Regardless, there’s plenty of business going on. Sensor Tower estimates 50 billion mobile games were downloaded in 2025, generating $82 billion of in-app purchases, up 1.4% on the year;
The more intimidating number might be the number of games released in 2025, a daunting 225,000, or 617 games every day of the year. That puts a premium on expensive user-acquisition and -retention strategies, especially in mobile,. and makes it formidably difficult for new titles to break through all the noise.

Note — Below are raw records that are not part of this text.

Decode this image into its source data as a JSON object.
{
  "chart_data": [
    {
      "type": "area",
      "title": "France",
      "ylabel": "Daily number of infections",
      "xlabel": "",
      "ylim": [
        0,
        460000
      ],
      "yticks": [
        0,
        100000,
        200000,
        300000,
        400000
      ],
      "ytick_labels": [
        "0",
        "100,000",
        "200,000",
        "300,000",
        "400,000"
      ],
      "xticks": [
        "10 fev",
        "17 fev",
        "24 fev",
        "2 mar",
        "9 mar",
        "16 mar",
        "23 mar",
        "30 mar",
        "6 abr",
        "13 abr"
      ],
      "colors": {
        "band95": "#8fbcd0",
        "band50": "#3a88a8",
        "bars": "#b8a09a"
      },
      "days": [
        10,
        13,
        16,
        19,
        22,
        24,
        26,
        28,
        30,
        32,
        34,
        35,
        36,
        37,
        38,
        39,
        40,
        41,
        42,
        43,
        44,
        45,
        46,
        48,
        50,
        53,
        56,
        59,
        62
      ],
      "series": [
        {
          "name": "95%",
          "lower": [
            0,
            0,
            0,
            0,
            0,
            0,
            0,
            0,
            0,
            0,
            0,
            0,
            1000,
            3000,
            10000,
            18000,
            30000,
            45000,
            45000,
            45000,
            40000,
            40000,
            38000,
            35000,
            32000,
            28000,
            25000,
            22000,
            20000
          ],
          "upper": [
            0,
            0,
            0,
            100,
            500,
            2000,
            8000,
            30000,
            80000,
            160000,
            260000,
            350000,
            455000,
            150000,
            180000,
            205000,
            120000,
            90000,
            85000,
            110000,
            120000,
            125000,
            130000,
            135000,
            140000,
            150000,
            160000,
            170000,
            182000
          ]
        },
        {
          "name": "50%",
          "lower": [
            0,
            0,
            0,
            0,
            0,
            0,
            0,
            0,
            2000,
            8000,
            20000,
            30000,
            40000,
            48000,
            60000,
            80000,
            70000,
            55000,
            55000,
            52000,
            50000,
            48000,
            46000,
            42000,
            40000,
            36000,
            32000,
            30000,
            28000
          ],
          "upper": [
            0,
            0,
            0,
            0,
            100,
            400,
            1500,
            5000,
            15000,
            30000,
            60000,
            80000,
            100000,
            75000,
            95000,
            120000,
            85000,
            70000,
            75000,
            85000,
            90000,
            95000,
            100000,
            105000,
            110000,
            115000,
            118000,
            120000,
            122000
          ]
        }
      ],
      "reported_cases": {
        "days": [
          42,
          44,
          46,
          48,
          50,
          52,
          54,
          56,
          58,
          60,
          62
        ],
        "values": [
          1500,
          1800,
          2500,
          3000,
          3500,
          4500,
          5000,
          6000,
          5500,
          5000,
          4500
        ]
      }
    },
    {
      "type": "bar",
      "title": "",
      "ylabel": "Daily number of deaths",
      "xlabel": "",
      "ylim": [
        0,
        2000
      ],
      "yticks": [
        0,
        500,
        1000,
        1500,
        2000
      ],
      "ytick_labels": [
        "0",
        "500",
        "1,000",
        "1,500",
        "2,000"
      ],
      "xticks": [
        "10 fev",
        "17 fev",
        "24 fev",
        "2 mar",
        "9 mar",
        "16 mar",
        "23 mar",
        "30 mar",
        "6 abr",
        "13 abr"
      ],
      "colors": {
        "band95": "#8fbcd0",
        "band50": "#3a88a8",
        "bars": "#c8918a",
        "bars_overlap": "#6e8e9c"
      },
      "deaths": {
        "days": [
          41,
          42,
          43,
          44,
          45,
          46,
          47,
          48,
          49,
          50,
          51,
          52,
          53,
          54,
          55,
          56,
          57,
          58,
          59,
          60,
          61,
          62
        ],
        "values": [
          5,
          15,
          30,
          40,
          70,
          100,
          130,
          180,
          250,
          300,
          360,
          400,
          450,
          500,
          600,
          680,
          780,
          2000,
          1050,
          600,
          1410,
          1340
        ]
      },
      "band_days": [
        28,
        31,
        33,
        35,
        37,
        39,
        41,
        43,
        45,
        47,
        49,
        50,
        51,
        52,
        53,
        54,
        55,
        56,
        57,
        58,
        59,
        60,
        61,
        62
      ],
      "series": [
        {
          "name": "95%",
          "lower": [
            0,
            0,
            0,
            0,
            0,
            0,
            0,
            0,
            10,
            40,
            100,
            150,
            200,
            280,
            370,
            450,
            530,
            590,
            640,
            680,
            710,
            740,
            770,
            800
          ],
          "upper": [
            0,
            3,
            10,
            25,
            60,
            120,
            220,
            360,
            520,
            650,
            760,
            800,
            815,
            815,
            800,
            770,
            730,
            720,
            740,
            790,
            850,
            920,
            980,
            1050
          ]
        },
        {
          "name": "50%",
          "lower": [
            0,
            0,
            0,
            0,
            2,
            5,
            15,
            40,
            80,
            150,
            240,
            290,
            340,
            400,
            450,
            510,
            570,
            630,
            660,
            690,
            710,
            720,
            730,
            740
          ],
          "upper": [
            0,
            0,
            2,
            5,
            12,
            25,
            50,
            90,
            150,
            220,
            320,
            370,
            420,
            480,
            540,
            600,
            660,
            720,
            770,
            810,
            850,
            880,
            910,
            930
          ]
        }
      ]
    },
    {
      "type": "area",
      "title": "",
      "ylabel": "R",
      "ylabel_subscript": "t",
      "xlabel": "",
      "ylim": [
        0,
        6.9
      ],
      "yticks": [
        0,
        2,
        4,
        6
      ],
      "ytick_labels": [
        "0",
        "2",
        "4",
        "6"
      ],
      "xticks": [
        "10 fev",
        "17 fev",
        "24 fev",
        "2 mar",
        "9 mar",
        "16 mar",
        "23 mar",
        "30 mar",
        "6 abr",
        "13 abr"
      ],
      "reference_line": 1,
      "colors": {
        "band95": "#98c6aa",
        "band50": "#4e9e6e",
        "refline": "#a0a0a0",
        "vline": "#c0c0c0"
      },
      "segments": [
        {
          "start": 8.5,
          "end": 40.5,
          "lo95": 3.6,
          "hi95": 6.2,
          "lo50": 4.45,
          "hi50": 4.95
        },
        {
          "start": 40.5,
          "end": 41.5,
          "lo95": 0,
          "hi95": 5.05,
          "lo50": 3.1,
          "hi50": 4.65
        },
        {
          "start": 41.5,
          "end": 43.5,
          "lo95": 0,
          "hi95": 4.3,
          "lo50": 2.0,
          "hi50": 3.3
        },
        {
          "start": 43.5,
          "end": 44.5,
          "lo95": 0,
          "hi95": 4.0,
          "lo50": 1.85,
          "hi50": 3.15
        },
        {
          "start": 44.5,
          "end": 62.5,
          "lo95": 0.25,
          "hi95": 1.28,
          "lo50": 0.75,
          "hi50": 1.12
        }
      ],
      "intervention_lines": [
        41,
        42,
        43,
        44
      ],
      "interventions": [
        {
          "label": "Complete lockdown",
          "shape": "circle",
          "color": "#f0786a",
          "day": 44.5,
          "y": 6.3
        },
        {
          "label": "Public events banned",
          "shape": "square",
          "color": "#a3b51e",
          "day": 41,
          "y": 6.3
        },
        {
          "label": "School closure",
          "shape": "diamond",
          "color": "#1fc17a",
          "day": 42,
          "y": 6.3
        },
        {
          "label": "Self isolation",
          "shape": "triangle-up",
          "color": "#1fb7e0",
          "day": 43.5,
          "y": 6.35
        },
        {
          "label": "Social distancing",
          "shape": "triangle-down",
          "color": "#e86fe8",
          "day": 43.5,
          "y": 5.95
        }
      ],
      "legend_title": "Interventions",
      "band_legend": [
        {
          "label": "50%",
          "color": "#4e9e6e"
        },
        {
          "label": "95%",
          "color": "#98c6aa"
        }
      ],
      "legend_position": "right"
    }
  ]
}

Sensor Tower also noted a signature inflection point: consumers for the first time spent more on mobile apps than mobile games, led by the proliferation of generative AI apps with subscriptions that have hit the market in the past 18 months.
Sensor Tower called that “an outcome that seemed highly improbable just a few years ago.” But Ball games are “losing the attention wars” to an array of new kinds of interactive experiences attracting tens of millions of users, especially among the young men who long were hard-core gamers.
“Interactivity is still ascendant,” but those young men are using new kinds of experiences that basically didn’t exist a decade ago, including betting and prediction markets, crypto and meme coins, social video, and “creator pornography” such as OnlyFans.
“And so, while global player spend has firmly rebounded since 2022, where, when, and how this sum is spent has changed drastically, and thus too have many developers’ prospects,” Ball wrote.
There are other factors here, Ball suggested, including the rise of all-you-can-play subscription plans on Xbox, PC and PlayStation. He also said the vast China market is “eating” the game business. It comprises 20% of the market but has realized 38% of the growth, mostly for Chinese-made games.
No shock that shrinking opportunities for revenue and audiences have made it more and more difficult for startups and challengers in the game industry.
Private funding for game makers dropped another 55% in 2025, even after three years of industry growth overall. Scores of planned and already-launched titles were cancelled. And while layoffs may have eased from 2024’s awful 14,400 lost jobs, they still topped 9,200 in 2025. Even with all those job cuts, profits and margins are still shrinking. Unless your game is one of the chosen few in a vast industry trying to figure out its new normal.